My cop friends tell me that in addition to institutional biases that can’t be minimized, training is often antiquated and premised on the days of being “tough on crime,” once the only approach to policing. Assuming my officer friends are correct, we can expect more incidents like Cooks’, and that things will get worse before they get better. This doesn’t have to be. Clearly, being “tough on crime” doesn’t mean ignoring basic common sense and principles that build respect for all lives.
Barstow and police departments around the country should take a page out of Cincinnati’s playbook. After settling a major lawsuit with the ACLU over excessive police tactics, that city’s police department adopted a new strategy for policing. Identified as the “Collaborative,” the agreement required Cincinnati police to adopt community problem-solving policing tactics. The focus of policing essentially shifted from arrests to solving the “problems that cause people to commit crimes in the first place.”
According to a June 1, 2015 article in The Atlantic, Cincinnati achieved success in a number of ways using this model, including lowering not only incarceration rates, but also crime rates. The city also improved relations with local residents.
Imagine if the officer who arrived on the scene with Cooks and the blonde woman had been trained to problem-solve. The two women were already separated. The officer had already determined no crime had been committed. Yet rather than encourage both ladies to be more careful and move on, he escalated the matter and endangered the life of Cooks and her unborn child.
Colloquially put, this is “dumb policing.” Yes, he may look like the “tough cop,” but he just guaranteed his city a lawsuit and, hopefully, put his job in jeopardy. The resources, man hours, public humiliation and almost certain civil rights lawsuit from Cooks could have been avoided by focusing on resolving the dispute rather than putting another notch on his “arrest belt.”
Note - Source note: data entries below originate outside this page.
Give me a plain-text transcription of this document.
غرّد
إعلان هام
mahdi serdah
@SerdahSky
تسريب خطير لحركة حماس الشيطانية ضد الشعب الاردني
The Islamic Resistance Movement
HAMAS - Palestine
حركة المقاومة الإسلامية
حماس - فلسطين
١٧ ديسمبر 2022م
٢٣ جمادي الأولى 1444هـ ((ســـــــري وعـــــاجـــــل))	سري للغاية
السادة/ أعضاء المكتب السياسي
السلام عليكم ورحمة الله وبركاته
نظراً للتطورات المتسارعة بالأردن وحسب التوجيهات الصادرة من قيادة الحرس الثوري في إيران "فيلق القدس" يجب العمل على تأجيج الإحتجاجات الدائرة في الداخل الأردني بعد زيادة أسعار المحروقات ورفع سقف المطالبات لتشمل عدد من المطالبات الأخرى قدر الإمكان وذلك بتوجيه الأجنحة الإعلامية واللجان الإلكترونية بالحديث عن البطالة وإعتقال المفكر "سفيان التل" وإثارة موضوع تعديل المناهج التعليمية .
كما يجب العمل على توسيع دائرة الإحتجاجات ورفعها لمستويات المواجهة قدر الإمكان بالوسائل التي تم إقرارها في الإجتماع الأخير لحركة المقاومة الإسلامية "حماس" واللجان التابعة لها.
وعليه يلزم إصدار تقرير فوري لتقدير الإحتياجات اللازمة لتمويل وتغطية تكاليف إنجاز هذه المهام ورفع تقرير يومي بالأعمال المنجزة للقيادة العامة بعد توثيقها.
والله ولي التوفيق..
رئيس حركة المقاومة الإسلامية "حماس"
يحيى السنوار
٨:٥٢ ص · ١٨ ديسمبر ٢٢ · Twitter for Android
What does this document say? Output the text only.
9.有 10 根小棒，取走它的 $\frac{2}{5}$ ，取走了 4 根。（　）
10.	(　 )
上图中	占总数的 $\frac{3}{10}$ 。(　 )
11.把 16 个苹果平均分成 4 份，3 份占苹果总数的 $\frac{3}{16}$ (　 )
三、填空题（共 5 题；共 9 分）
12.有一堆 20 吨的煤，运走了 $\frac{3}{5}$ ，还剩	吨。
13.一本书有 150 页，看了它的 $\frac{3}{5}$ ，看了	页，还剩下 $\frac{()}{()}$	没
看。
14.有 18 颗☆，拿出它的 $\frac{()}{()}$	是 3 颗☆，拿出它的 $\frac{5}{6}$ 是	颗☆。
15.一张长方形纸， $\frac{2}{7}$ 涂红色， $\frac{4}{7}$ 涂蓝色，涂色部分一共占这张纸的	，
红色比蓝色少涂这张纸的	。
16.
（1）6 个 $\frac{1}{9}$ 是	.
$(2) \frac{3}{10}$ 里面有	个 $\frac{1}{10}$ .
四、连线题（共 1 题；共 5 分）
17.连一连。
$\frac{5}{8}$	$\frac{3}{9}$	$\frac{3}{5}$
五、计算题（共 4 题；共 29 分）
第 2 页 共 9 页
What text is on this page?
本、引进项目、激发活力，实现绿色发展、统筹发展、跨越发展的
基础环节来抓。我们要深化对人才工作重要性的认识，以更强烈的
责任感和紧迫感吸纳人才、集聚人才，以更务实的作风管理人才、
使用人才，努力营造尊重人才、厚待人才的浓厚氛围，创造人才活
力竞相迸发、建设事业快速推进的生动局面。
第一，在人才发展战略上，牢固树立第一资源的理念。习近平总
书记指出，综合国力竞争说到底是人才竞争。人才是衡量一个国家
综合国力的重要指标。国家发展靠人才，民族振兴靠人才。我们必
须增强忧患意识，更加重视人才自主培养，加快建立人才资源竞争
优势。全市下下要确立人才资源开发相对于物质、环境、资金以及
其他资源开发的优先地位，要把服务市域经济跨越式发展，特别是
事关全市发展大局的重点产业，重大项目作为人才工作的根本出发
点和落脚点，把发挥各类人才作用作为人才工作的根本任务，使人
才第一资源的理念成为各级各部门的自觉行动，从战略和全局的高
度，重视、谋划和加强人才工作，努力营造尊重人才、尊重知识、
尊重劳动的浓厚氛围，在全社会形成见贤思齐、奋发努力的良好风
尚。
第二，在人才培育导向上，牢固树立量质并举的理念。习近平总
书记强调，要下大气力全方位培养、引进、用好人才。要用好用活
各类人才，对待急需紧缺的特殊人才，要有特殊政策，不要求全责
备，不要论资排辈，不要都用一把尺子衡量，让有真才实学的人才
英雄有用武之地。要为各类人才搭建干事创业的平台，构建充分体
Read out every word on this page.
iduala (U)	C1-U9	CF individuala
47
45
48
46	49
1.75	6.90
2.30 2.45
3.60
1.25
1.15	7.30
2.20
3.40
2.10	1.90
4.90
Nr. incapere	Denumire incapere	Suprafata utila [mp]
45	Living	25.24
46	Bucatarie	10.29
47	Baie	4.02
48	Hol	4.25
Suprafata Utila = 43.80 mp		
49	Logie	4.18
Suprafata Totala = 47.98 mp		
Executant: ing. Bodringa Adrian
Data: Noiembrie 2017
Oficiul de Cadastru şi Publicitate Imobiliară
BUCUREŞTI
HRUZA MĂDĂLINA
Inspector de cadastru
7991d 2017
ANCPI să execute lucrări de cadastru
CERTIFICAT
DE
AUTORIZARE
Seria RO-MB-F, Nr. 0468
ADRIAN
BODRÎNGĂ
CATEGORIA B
This case is a wake-up call for not only Barstow, but for police departments around the country. As we continue the important dialogue on race and disparities in the criminal justice system, let’s not overlook some solutions with proven track records. Clearly, police tactics from the 1970s and 1980s are no longer acceptable in today’s technology age.
Denzel Washington was playing a character in Training Day; body cams, cell phone cameras and more educated citizens would make his form of policing unrealistic even on the big screen. Cooks and everyone who has had or will have an encounter with the police should expect and demand officers work harder and smarter at not only eliminating racial biases, but providing problem-solving oriented and sophisticated policing.